Crustal growth and mantle evolution: inferences from models of element transport and Nd and Sr isotopes

Abstract Transport equations describing relative radiogenic isotope evolution for long-lived radioactive elements ( λ −1 ⪢ age of the earth) are derived for a model of continental crust extraction from a uniform depleting mantle with crustal recycling. The equations are integrated for arbitrary crustal growth histories with easily evaluated solutions obtained for cases involving 1. (i) no return of crust to the mantle, 2. (ii) small amounts of crust continuously returned to the mantle, 3. (iii) a steady-state crust. Application of the model to Sm-Nd and Rb-Sr isotopic evolution shows that the deviations—ϵ Nd and ϵ Sr —from an unfractionated reference reservoir are primarily dependent upon the relative masses of crust and mantle, and the mean age of the crust 〈 T 〉 c . For plausible values of 〈 T 〉 c , the isotopic compositions of modern oceanic basalts indicate that only about 25–50% of the mantle is needed to balance the crust. The calculations quantify the non-uniform depletion of the mantle previously inferred from trace-element studies and suggest that mantle of the type represented isotopically by mid-ocean ridge basalts must comprise only a small fraction of the whole mantle.
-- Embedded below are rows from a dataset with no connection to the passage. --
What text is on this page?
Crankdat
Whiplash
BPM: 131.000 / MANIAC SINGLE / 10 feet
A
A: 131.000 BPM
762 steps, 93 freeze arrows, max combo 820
Published data on initial 143 Nd 144 Nd in ancient and modern crustal rocks are compatible with models of secular growth of the continental crust with zero or small amounts of recycling of crust over the past 3.6 AE. The data do not support a steady-state model for the crust. Data on Archaean rocks suggest either the total absence of crust older than about 3.6 AE or very rapid crustal cycling from 4.55 to 3.6 AE ago. The transport parameters for Rb and Sr are deducible from those of Sm and Nd, which can be estimated more accurately, by consideration of the Nd-Sr isotopic correlation in oceanic basalts and indicate that the upper mantle may be depleted of up to 90% of its Rb, suggesting similar depletion factors for K, U, Th. Recycling of crustal Sr via transfer of 87 Sr from ocean water to oceanic crust during hydrothermal alteration may be significant but is insufficient to seriously affect interpretation of the Nd-Sr isotopic correlation.